Un consortium formé par le groupe canadien SNC-Lavalin et trois investisseurs chinois a été retenu pour le rachat de près de la moitié du capital de l'aéroport de Toulouse-Blagnac, en France.

L'annonce a été faite par le ministre français de l'Économie, Emmanuel Macron, dans un entretien à un journal français.

Pour la transaction, la firme d'ingénierie montréalaise est associée à trois partenaires chinois : l'aéroport de Shenzhen, Shandong Hi-Speed Group et le FPAM Group. Ce consortium devrait acquérir 49,9 % du capital de l'aéroport pour 34 millions de dollars canadiens.

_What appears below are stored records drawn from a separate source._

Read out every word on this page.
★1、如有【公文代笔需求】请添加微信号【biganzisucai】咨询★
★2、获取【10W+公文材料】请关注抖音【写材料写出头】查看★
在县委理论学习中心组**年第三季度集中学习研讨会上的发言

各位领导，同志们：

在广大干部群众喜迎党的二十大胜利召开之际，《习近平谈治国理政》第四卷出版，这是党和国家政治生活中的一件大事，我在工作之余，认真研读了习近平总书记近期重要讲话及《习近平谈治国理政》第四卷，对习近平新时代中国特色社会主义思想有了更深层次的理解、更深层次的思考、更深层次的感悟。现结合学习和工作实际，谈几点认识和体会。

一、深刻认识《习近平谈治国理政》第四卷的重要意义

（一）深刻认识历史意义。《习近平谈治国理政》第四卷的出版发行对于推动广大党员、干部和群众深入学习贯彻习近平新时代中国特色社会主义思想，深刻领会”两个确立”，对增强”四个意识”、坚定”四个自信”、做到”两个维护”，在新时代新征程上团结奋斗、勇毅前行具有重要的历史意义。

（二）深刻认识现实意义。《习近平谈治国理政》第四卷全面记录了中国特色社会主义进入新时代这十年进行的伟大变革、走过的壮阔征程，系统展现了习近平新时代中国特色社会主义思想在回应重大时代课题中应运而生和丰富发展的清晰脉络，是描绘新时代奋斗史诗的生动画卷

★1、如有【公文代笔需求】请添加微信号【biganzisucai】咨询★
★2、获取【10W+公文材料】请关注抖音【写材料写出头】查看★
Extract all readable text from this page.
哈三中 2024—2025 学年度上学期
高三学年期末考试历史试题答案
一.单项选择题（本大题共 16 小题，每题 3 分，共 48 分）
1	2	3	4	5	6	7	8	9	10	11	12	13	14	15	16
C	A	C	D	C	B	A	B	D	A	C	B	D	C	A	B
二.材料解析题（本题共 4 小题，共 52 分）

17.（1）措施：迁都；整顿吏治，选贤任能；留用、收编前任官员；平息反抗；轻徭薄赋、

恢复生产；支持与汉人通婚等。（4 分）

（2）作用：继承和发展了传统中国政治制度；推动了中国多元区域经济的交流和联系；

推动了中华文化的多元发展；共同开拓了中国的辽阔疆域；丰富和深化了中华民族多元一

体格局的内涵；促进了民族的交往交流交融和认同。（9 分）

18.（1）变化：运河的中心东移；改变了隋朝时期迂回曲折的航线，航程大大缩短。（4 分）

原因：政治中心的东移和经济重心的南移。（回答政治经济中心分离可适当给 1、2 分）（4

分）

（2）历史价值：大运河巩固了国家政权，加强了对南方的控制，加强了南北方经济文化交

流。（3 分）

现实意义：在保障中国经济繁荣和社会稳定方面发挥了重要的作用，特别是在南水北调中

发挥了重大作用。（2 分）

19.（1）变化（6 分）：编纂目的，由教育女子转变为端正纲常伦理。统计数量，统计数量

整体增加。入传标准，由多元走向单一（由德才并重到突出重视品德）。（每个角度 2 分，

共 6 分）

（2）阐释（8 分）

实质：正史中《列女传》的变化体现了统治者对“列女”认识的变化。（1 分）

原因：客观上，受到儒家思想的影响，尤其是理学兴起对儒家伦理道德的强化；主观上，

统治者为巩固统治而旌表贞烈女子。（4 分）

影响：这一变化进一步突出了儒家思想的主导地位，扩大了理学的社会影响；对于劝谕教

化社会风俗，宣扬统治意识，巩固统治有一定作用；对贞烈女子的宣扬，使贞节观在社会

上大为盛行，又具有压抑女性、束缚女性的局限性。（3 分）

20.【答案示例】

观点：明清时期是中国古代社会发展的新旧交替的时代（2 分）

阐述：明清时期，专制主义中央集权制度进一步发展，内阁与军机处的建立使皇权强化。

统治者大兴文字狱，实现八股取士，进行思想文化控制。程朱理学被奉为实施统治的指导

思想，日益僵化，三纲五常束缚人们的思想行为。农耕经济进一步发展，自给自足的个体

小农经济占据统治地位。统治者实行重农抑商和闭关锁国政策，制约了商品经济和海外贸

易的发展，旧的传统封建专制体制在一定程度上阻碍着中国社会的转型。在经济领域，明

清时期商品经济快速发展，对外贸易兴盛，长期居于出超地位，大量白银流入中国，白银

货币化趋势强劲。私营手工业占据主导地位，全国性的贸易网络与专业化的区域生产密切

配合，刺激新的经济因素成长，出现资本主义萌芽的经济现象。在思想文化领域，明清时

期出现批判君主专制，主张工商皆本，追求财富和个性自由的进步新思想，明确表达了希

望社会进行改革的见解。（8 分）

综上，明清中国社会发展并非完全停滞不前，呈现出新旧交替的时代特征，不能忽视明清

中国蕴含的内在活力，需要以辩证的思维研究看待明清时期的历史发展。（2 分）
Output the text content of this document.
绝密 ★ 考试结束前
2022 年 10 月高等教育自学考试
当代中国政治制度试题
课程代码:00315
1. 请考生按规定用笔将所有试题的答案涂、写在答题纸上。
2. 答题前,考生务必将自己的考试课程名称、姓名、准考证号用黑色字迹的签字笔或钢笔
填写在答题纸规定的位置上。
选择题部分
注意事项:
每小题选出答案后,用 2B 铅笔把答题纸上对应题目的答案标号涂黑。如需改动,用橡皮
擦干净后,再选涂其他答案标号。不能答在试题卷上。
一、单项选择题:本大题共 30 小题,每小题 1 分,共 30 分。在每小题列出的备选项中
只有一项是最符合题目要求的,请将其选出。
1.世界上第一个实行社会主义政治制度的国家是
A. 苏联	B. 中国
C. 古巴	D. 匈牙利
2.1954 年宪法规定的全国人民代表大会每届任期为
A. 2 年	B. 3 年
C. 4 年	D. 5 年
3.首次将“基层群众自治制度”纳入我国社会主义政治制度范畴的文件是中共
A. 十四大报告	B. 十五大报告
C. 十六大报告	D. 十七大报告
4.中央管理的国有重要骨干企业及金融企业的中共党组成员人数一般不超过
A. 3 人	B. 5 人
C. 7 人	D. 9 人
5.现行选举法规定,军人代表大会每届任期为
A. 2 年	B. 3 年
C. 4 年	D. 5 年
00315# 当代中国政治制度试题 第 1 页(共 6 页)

Dans le cadre de cette transaction, SNC-Lavalin ne fait pas officiellement partie du groupe d'investisseurs mais intervient plutôt à titre de prestataire de services et de partenaire technique auprès de ce consortium d'investisseurs chinois.

Plusieurs groupes souhaitaient acquérir ces parts de l'aéroport de Toulouse. Le consortium était en concurrence avec le groupe Aéroports de Paris, allié à l'assureur Predica, le groupe de BTP et de concessions Vinci associé à la Caisse des Dépôts et à EDF, et le fonds d'investissement Cube Infrastructure.

Le gouvernement français doit vendre une autre partie de cet aéroport au cours des prochaines années.

SNC-Lavalin est déjà présente dans le secteur aéroportuaire en France, où elle gère plusieurs aéroports régionaux.

Le PDG de SNC-Lavalin, Robert Card, a déjà dit cette année qu'il visait à doubler la taille de l'entreprise d'ici 5 à 7 ans.